Another way to say this is that a change in the label leaves an invalid state at the clients, because the transaction ends prematurly. That is the templates are not updated, which they must be if the system lacks versioning.
Even another way to describe this is that the process running on the server and the clients lacks isolation, which again can be restored with versioning.
There are several consistency models that can be used, but I don't know if anyone includes something like the proposed "alias model".
CAP theorem is described in these two, but I havn't read them, sorry for that!
Brewer, Eric A.: Towards robust distributed systems (abstract), in: Proceedings of the nineteenth annual ACM symposium on Principles of distributed computing, PODC’00, ACM, New York, NY, USA, pp. 7–
Gilbert, Seth and Lynch, Nancy: Brewer’s conjecture and the feasibility of consistent, available, partition-tolerant web services. SIGACT News (2002), vol. 33:pp. 51–59
On Mon, Jul 13, 2015 at 4:21 PM, Markus Krötzsch markus@semantic-mediawiki.org wrote:
On 13.07.2015 16:01, John Erling Blad wrote:
No we should not make the aliases unique, the reason aliases are useful is because they are _not_ unique. Add versioning to labels, that is the only real solution.

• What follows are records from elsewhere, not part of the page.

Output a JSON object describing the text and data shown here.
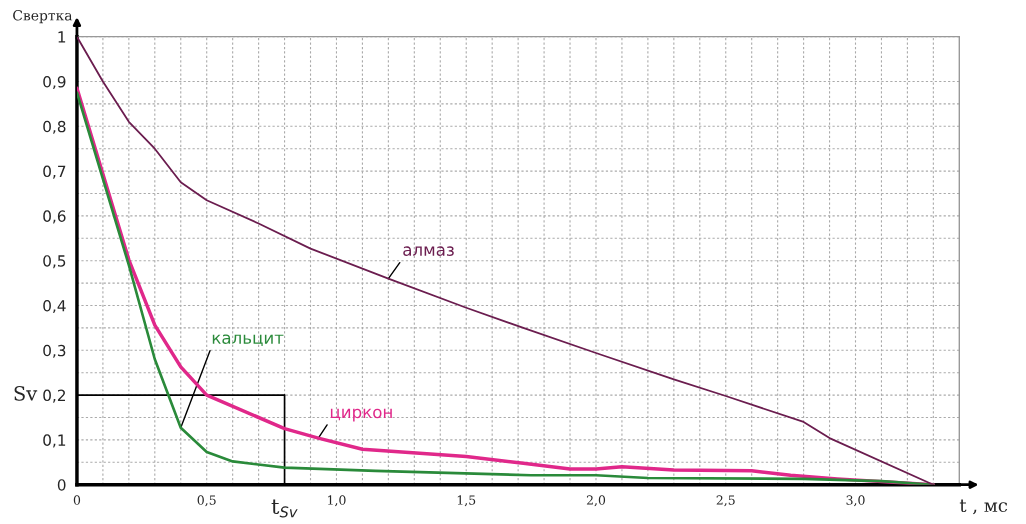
{
  "chart_data": {
    "type": "line",
    "ylabel": "Свертка",
    "xlabel": "t , мс",
    "xlim": [
      0,
      3.4
    ],
    "ylim": [
      0,
      1
    ],
    "xticks": [
      {
        "value": 0,
        "label": "0"
      },
      {
        "value": 0.1,
        "label": null
      },
      {
        "value": 0.2,
        "label": null
      },
      {
        "value": 0.3,
        "label": null
      },
      {
        "value": 0.4,
        "label": null
      },
      {
        "value": 0.5,
        "label": "0,5"
      },
      {
        "value": 0.6,
        "label": null
      },
      {
        "value": 0.7,
        "label": null
      },
      {
        "value": 0.8,
        "label": null
      },
      {
        "value": 0.9,
        "label": null
      },
      {
        "value": 1.0,
        "label": "1,0"
      },
      {
        "value": 1.1,
        "label": null
      },
      {
        "value": 1.2,
        "label": null
      },
      {
        "value": 1.3,
        "label": null
      },
      {
        "value": 1.4,
        "label": null
      },
      {
        "value": 1.5,
        "label": "1,5"
      },
      {
        "value": 1.6,
        "label": null
      },
      {
        "value": 1.7,
        "label": null
      },
      {
        "value": 1.8,
        "label": null
      },
      {
        "value": 1.9,
        "label": null
      },
      {
        "value": 2.0,
        "label": "2,0"
      },
      {
        "value": 2.1,
        "label": null
      },
      {
        "value": 2.2,
        "label": null
      },
      {
        "value": 2.3,
        "label": null
      },
      {
        "value": 2.4,
        "label": null
      },
      {
        "value": 2.5,
        "label": "2,5"
      },
      {
        "value": 2.6,
        "label": null
      },
      {
        "value": 2.7,
        "label": null
      },
      {
        "value": 2.8,
        "label": null
      },
      {
        "value": 2.9,
        "label": null
      },
      {
        "value": 3.0,
        "label": "3,0"
      },
      {
        "value": 3.1,
        "label": null
      },
      {
        "value": 3.2,
        "label": null
      },
      {
        "value": 3.3,
        "label": null
      }
    ],
    "yticks": [
      0,
      {
        "value": 0.05,
        "label": null
      },
      {
        "value": 0.1,
        "label": "0,1"
      },
      {
        "value": 0.15,
        "label": null
      },
      {
        "value": 0.2,
        "label": "0,2"
      },
      {
        "value": 0.25,
        "label": null
      },
      {
        "value": 0.3,
        "label": "0,3"
      },
      {
        "value": 0.35,
        "label": null
      },
      {
        "value": 0.4,
        "label": "0,4"
      },
      {
        "value": 0.45,
        "label": null
      },
      {
        "value": 0.5,
        "label": "0,5"
      },
      {
        "value": 0.55,
        "label": null
      },
      {
        "value": 0.6,
        "label": "0,6"
      },
      {
        "value": 0.65,
        "label": null
      },
      {
        "value": 0.7,
        "label": "0,7"
      },
      {
        "value": 0.75,
        "label": null
      },
      {
        "value": 0.8,
        "label": "0,8"
      },
      {
        "value": 0.85,
        "label": null
      },
      {
        "value": 0.9,
        "label": "0,9"
      },
      1
    ],
    "grid": true,
    "marker": "none",
    "line_style": "solid",
    "series": [
      {
        "name": "алмаз",
        "color": "#6b1d4f",
        "x": [
          0,
          0.1,
          0.2,
          0.3,
          0.4,
          0.5,
          0.7,
          0.9,
          1.2,
          1.5,
          1.72,
          2.0,
          2.3,
          2.5,
          2.8,
          2.9,
          3.3
        ],
        "values": [
          1.0,
          0.9,
          0.81,
          0.75,
          0.675,
          0.635,
          0.583,
          0.527,
          0.46,
          0.395,
          0.35,
          0.294,
          0.235,
          0.198,
          0.14,
          0.104,
          0
        ]
      },
      {
        "name": "кальцит",
        "color": "#2a8a3a",
        "x": [
          0,
          0.2,
          0.3,
          0.4,
          0.5,
          0.6,
          0.8,
          1.15,
          1.75,
          2.0,
          2.2,
          2.8,
          3.1,
          3.3
        ],
        "values": [
          0.875,
          0.49,
          0.28,
          0.127,
          0.073,
          0.052,
          0.038,
          0.031,
          0.021,
          0.021,
          0.015,
          0.013,
          0.008,
          0
        ]
      },
      {
        "name": "циркон",
        "color": "#e0288a",
        "x": [
          0,
          0.2,
          0.3,
          0.4,
          0.5,
          0.8,
          0.93,
          1.1,
          1.5,
          1.72,
          1.9,
          2.0,
          2.1,
          2.3,
          2.6,
          2.75,
          2.93,
          3.3
        ],
        "values": [
          0.885,
          0.502,
          0.356,
          0.263,
          0.2,
          0.125,
          0.104,
          0.079,
          0.063,
          0.048,
          0.035,
          0.035,
          0.04,
          0.033,
          0.031,
          0.021,
          0.013,
          0
        ]
      }
    ],
    "ref_lines": [
      {
        "axis": "y",
        "value": 0.2,
        "label": "Sv",
        "color": "#000000"
      },
      {
        "axis": "x",
        "value": 0.8,
        "label": "t$_{Sv}$",
        "color": "#000000"
      }
    ]
  }
}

Following this thread for a while, I still have no idea what this solution is. Could you give an example of how the #property function in Wikitext will look for this proposal?
There are books on the topic, and also some dr thesis. I don't think we should create anything ad hoc for this. Go for a proven solution.
Citation needed ;-)
Markus
On Mon, Jul 13, 2015 at 3:24 PM, Daniel Kinzler daniel.kinzler@wikimedia.de wrote:
Am 13.07.2015 um 13:00 schrieb Ricordisamoa:
I agree too. Also note that property IDs are language-neutral, unlike english names of templates, magic words, etc.
As I said: if there is broad conseus to only use P-numbers to refer to properties, fine with me (note however that Lydia disagrees, and it's her decision). I like the idea of having the option of accessing properties via localized names, but if there is no demand for this possibility, and it's a pain to implement, I won't complain about dropping support for that.
But *if* we allow access to properties via localized unique labels (as we currently do), then we really *should* allow the same via unique aliases, so property labels can be chanegd without breaking stuff.
-- Daniel Kinzler Senior Software Developer
Wikimedia Deutschland Gesellschaft zur Förderung Freien Wissens e.V.